Infrared (IR) thermography systems are used in a variety of settings to capture, record and/or track temperature information. For example, thermography systems are used in building inspections for analyzing the thermal integrity of building envelopes, in electrical inspections for identifying abnormal temperatures of electrical components, e.g., motor windings, switchgear, transformers, etc., in mechanical inspections for identifying abnormal temperatures of mechanical components, e.g., rotational bearings or other components subject to frictional heating and in the monitoring of thermal processing and related equipment, e.g., kilns, metal forming equipment, furnaces, etc., for ensuring the processing temperatures remain within tolerances, among other things.
Conventional state-of-the-art thermography systems typically include one or more IR cameras, a computer, e.g., personal or laptop computer, and software that runs on each of the camera and computer for providing the camera and computer with various functionality relating to the capture, storage, transfer and manipulation of thermographic (and often corresponding visual) images and accompanying data within and between the camera and computer. An example of a conventional state-of-the-art IR/visible imaging camera is the VisIR® Ti200 camera available from Thermoteknix Systems Ltd., Cambridge, England. An example of conventional state-of-the-art IR/visible imaging camera control and thermography software is the Condition RED® software, also available from Thermoteknix Systems. Copies of brochures describing functionality of conventional versions of the VisIR® Ti200 camera and Condition RED® software are attached to the above-identified U.S. Provisional Patent Application as Exhibits A and B, respectively.
An important use of thermography systems is the tracking of a thermal condition of various items, or “assets,” e.g., equipment, structures or components thereof, over a period of time as part of an ongoing monitoring program. In order to provide robust and meaningful condition monitoring, it is highly desirable that the images of each asset and the corresponding thermographic data acquired over time be captured from the same camera location and orientation and using the same camera and thermographic tool settings. Various schemes have been devised for locating a thermographic imaging camera at the same location at which a prior image was captured. One such scheme includes providing written instructions via a display on the camera itself. These instructions describe, typically in a prior thermographer's own words, the physical location of the camera when that thermographer captured the prior image. Another devised scheme includes providing a thermographic camera with a global positioning system (GPS) device that allows a thermographer to position the camera repeatedly in the same location using GPS data.

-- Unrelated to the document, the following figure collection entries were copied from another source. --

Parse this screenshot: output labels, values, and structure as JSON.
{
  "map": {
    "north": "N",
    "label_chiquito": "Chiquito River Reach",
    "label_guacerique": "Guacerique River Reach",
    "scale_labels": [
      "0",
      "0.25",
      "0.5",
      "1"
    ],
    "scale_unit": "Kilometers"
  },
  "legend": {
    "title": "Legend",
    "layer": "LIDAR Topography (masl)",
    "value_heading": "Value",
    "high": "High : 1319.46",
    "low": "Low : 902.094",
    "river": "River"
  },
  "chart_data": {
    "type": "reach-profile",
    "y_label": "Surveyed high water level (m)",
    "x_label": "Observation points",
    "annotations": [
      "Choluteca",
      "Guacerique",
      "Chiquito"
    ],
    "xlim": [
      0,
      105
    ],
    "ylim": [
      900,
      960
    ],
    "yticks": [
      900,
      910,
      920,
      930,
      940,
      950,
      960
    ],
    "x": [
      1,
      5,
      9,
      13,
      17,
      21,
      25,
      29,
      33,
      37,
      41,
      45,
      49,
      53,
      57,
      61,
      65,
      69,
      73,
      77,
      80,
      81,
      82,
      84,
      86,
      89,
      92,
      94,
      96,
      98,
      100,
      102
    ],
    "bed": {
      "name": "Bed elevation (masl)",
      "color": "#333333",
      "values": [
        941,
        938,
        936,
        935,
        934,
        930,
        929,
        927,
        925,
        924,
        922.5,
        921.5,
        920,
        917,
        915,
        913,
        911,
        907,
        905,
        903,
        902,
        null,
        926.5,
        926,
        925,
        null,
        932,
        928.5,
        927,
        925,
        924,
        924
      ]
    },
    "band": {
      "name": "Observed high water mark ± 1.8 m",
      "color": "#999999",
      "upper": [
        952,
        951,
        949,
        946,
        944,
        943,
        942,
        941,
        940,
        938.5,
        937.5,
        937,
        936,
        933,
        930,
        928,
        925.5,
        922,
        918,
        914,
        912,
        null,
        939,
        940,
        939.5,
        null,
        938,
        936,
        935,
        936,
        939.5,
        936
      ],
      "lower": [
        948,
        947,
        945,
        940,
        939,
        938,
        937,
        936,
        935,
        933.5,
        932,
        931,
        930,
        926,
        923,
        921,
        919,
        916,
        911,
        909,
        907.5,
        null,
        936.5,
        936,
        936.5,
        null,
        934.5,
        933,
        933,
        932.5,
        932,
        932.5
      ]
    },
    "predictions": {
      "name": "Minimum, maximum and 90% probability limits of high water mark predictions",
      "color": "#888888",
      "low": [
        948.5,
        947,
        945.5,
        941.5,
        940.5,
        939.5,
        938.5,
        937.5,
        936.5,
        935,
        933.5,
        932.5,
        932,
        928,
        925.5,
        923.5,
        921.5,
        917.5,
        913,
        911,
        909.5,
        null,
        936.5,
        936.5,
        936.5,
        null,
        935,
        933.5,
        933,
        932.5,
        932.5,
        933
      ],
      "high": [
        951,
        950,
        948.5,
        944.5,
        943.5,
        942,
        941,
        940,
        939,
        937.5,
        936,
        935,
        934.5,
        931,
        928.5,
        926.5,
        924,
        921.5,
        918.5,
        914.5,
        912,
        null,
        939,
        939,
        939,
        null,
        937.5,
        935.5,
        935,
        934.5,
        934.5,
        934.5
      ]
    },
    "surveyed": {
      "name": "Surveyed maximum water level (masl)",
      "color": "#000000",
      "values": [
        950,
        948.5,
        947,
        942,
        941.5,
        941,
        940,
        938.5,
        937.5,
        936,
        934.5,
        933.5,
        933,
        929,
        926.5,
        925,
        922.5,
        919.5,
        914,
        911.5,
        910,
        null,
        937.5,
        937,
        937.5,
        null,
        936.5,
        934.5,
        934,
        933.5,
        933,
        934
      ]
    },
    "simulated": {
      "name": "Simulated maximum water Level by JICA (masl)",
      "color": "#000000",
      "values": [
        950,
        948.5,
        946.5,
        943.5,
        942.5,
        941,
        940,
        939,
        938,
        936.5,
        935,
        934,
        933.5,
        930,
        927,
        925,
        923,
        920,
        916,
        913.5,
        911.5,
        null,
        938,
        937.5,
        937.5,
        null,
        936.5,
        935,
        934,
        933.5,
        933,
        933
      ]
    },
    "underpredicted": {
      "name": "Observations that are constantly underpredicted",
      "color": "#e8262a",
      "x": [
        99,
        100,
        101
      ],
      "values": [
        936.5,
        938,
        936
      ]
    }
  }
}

Each of these schemes has drawbacks. Neither of the schemes mentioned is highly accurate, leading to imprecision in actual camera location over a number of images. To correct for this imprecision, various tools, such as the PosiTrak® post-capture image alignment tool available from Thermoteknix, have been developed. The use of such tools, however, adds time and complexity to the processing of a series of images. Another drawback of conventional thermographic image alignment schemes is the lack of a convenient way to display the desired tool settings for capturing the next in a series of conditional monitoring images.
Once a series of thermographic images has been captured, downloaded to a computer and aligned with a prior image as needed, it is useful to create trend plots of the temperature data contained in those images. Typically, these plots involve determining one or more desired temperatures, e.g., maximum, minimum or average temperature or temperature at a desired location, for each of the images and then plotting these temperatures against time. Retrieving the desired temperature(s) of interest from each image typically involves applying one or more thermographic tools, such as a spot temperature tool, a maximum temperature tool, a minimum temperature tool and an area tool, to each of the thermographic images desired to be included in the trend plot. Generally, these tools extract the corresponding respective temperature data from the image file. For example, a spot tool determines the temperature at that exact spot on the image, a maximum temperature tool determines the maximum temperature represented by the thermographic image and so on. Locating the tool(s) on the respective thermographic images is generally a painstaking process that requires each image to be worked individually.